Cute cartoon kids' adventure. The design is rather interesting: a branching narrative where you have to explore all the branches. The storyline in each branch unlocks new choice options which can be used in different branches, so you get an expanding tree rather than a traditional choice-of-endings. This means that you-the-reader often know more than the protagonist; the story reveals itself piecewise as you put together events from different run-throughs.

This is not an entirely new trick. (There was a 2001 game called Shadow of Destiny / Shadow of Memories. Plus any number of play-all-paths visual novels.) But it's not nearly as common as the (now-overdone) time loop gimmick, so I was happy to see this.

The story itself left me a little cold, though. It starts out cute and then goes dark, but in a somewhat ragged and incoherent way. Crass one moment, cold-blooded murder or body horror the next, and then it goes back to cute and goofy and the power of friendship. Eventually it more or less settles down to YA adventure ("kids foil villainous adult plot") but I never really connected with it.

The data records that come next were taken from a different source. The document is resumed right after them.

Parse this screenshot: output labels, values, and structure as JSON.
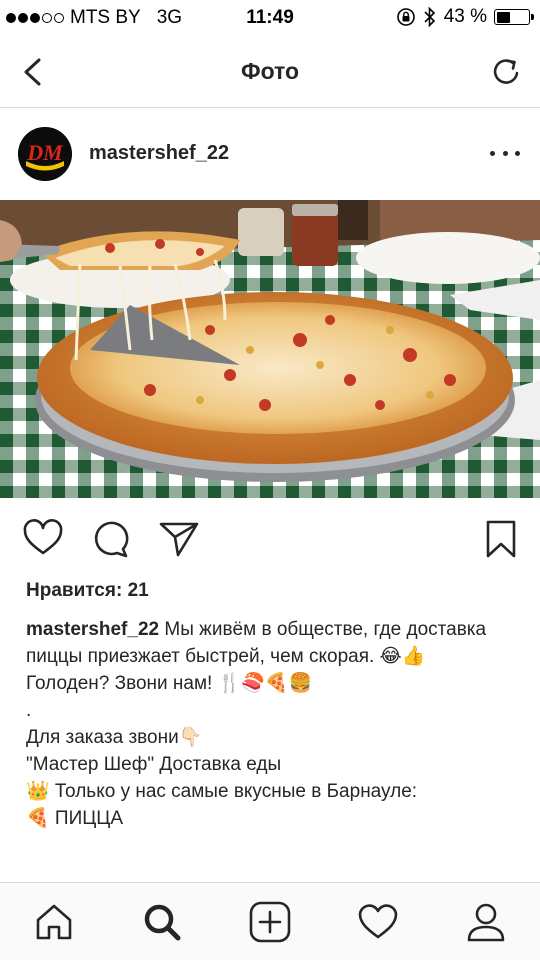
{
  "status_bar": {
    "carrier": "MTS BY",
    "network": "3G",
    "time": "11:49",
    "battery": "43 %",
    "battery_level": 0.43,
    "signal_bars": 3,
    "icons": [
      "orientation-lock-icon",
      "bluetooth-icon",
      "battery-icon"
    ]
  },
  "nav": {
    "title": "Фото",
    "back_icon": "chevron-left-icon",
    "refresh_icon": "refresh-icon"
  },
  "post": {
    "username": "mastershef_22",
    "avatar_logo_text": "DM",
    "more_icon": "more-dots-icon",
    "photo": "pizza-photo",
    "likes": "Нравится: 21",
    "caption": {
      "username": "mastershef_22",
      "text": "Мы живём в обществе, где доставка пиццы приезжает быстрей, чем скорая. 😂👍",
      "line2": "Голоден? Звони нам! 🍴🍣🍕🍔",
      "line3": ".",
      "line4": "Для заказа звони👇🏻",
      "line5": "\"Мастер Шеф\" Доставка еды",
      "line6": "👑 Только у нас самые вкусные в Барнауле:",
      "line7": "🍕 ПИЦЦА"
    }
  },
  "actions": [
    "heart-icon",
    "comment-icon",
    "share-icon",
    "bookmark-icon"
  ],
  "tabbar": [
    "home-icon",
    "search-icon",
    "add-post-icon",
    "activity-heart-icon",
    "profile-icon"
  ],
  "colors": {
    "text": "#262626",
    "divider": "#dbdbdb",
    "logo_red": "#d9261c",
    "logo_yellow": "#f2c300"
  }
}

Also there's this coy narrator who never really comes into focus. I suppose she's needed to clarify the story structure for narrative newcomers, but I expected her to be connected with the story itself. Is the game's temporal macguffin supposed to be connected with the narrative history-sliding? I don't see it. (Go ahead, tell me I missed a clue.)

The art is pretty good, and it's doing something narratively interesting, but I wasn't entirely convinced.

Backfirewall_

You're an update process running around somebody's phone trying to update the OS. But cartoony, not Tron-style. The NPCs are all like the Photos app, the Social Media app, the Zip utility, and so on.

It's a first-person puzzle game. There's tiny bits of platforming and stealth, but not hard stuff. Nice variety of puzzles, too. Sort of a first-person point-and-click? It's not the usual inside-the-computer schtick of endless arbitrary logic puzzles. (Yeah, yeah, I see you pointing at System's Twilight. These are way more adventure-y puzzles.)

It's fluff but a fun ride.

Ib

Remake of a horror RPGMaker game from 2012. I didn't catch it (probably because it was in Japanese) so I'm glad folks drew it to my attention this time around.

You're a little girl running around a modern art gallery with your parents. Then the lights flicker, your parents are missing, and the art starts to turn creepy.

This is really nicely done. Getting a recognizable art style into a gallery of thumb-sized pixel art is no mean trick. (The original had even fewer pixels!) The gameplay is mostly puzzles, which are decently done and creepy enough to not break the atmosphere as you crank your way through the clues. I'd say the game didn't need a hit-point gauge, but more modern horror games have made that mistake so I'm not complaining.

Short but memorable and (I am told) influential as well.